The Films of Theo Angelopoulos (Angelopoulos'un Filmleri) adlı kitabın yazarı Andrew Norton'un dediği gibi, Angelopoulos'un filmleri hem kendi içimizdeki dünyayı hem de çevremizdeki yaşamı sorgulamaya itiyor bizi. Eleştirmen Wolfram Schutte ise Angelopoulos'un şiirselliği zamanı kullanış tarzıyla yakaladığını ileri sürerek şöyle diyor: "İzleyici bu sayede perdeye yansıyan görüntülerden kendi görüntülerini yaratma fırsatını bulur, hatta buna zorlanır."
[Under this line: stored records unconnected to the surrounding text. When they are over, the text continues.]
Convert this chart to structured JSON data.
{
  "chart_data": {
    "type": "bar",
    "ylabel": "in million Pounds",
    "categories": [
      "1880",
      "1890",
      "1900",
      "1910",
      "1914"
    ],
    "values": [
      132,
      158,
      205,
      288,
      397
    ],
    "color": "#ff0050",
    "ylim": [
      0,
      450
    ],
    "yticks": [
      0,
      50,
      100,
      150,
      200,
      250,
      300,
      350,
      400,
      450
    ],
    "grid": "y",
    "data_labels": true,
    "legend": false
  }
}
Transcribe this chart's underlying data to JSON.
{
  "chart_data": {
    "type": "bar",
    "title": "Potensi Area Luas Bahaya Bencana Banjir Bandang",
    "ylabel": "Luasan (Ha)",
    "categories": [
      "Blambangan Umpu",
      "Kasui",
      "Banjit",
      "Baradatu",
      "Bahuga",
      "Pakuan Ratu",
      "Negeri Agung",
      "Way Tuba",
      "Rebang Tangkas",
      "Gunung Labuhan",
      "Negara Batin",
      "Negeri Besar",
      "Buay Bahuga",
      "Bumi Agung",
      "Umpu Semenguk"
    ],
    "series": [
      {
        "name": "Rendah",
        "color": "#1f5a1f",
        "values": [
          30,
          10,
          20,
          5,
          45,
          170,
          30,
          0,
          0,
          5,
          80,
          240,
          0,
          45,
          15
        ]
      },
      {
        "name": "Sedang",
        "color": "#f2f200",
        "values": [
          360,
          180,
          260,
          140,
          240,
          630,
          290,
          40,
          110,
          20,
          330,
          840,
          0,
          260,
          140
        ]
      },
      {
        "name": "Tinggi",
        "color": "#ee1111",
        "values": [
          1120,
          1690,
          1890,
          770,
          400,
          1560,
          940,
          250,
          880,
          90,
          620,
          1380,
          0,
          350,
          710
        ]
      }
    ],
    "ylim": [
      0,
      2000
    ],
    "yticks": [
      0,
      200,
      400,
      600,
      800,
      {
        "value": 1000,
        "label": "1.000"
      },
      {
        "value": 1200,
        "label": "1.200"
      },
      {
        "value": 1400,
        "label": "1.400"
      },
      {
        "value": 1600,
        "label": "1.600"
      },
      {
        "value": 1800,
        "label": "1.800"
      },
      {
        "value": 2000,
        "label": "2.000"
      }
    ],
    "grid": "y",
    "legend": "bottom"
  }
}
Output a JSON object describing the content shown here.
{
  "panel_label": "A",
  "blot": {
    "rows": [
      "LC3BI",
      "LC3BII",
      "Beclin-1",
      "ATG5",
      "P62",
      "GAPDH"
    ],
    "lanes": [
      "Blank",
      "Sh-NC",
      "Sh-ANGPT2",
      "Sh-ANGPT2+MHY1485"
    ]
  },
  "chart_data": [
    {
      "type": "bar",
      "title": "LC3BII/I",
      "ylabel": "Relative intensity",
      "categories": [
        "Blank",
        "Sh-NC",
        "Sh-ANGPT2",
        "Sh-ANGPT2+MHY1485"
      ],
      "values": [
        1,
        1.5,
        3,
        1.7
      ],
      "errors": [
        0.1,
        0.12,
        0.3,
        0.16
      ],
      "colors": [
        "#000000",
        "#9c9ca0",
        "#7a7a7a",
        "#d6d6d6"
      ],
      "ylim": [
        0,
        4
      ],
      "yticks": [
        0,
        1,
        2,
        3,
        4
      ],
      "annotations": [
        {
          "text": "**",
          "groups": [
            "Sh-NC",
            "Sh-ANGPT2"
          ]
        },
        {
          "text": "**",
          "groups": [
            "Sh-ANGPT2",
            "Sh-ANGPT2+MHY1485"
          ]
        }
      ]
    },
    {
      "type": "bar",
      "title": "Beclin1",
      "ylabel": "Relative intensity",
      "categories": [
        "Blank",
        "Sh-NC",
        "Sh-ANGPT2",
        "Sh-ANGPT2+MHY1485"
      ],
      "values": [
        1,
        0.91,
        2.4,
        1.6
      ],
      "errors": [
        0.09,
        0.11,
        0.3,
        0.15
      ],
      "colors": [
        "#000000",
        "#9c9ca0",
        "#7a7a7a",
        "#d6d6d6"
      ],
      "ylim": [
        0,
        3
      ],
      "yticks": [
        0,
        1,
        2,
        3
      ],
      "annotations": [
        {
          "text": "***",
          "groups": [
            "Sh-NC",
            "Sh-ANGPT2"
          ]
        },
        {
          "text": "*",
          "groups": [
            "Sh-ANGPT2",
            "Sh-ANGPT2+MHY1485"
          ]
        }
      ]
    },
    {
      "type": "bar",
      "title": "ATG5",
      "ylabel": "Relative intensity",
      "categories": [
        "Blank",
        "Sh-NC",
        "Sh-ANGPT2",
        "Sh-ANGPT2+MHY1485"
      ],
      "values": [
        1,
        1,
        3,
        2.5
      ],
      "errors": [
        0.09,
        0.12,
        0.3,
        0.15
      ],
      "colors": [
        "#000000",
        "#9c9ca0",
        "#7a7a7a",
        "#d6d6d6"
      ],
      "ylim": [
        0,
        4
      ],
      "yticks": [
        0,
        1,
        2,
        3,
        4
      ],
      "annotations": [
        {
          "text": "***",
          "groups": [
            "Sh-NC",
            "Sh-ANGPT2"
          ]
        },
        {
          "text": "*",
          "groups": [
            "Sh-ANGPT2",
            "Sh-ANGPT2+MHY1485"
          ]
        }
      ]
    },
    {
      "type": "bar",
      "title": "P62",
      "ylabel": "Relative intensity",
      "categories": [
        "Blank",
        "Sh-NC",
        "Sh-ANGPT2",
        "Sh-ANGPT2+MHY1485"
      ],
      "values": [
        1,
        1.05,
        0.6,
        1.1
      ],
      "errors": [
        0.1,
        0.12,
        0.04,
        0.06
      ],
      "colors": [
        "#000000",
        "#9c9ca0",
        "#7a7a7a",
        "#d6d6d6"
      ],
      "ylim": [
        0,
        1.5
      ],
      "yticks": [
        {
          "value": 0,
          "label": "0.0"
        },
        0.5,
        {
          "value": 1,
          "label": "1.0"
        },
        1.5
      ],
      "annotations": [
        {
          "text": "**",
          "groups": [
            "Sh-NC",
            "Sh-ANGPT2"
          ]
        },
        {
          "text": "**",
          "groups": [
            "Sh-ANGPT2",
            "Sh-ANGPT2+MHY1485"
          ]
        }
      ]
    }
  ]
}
Evet gerçekten de böyle oldu; yönetmenin önceki filmlerine göre zamanın daha hızlı aktığı bu filmi izlerken de kendi filmini yaratmaya zorlandım ve belki de onu yazdım burada. Aslında Sonsuzluk ve Bir Gün öyle bir ya da birkaç yazıya sığacak bir film değil. Angelopoulos'un vazgeçilmez görüntü yönetmeni Arvanitis'in, filmdeki o derin hüzün havasını günlük yaşamla içiçe yansıtan Selanik görüntüleri ve Eleni Karaindrou'nun kendi başına bir hüzün senfonisi söyleyen müziği de müthiş zenginleştiriyor bu çarpıcı filmi.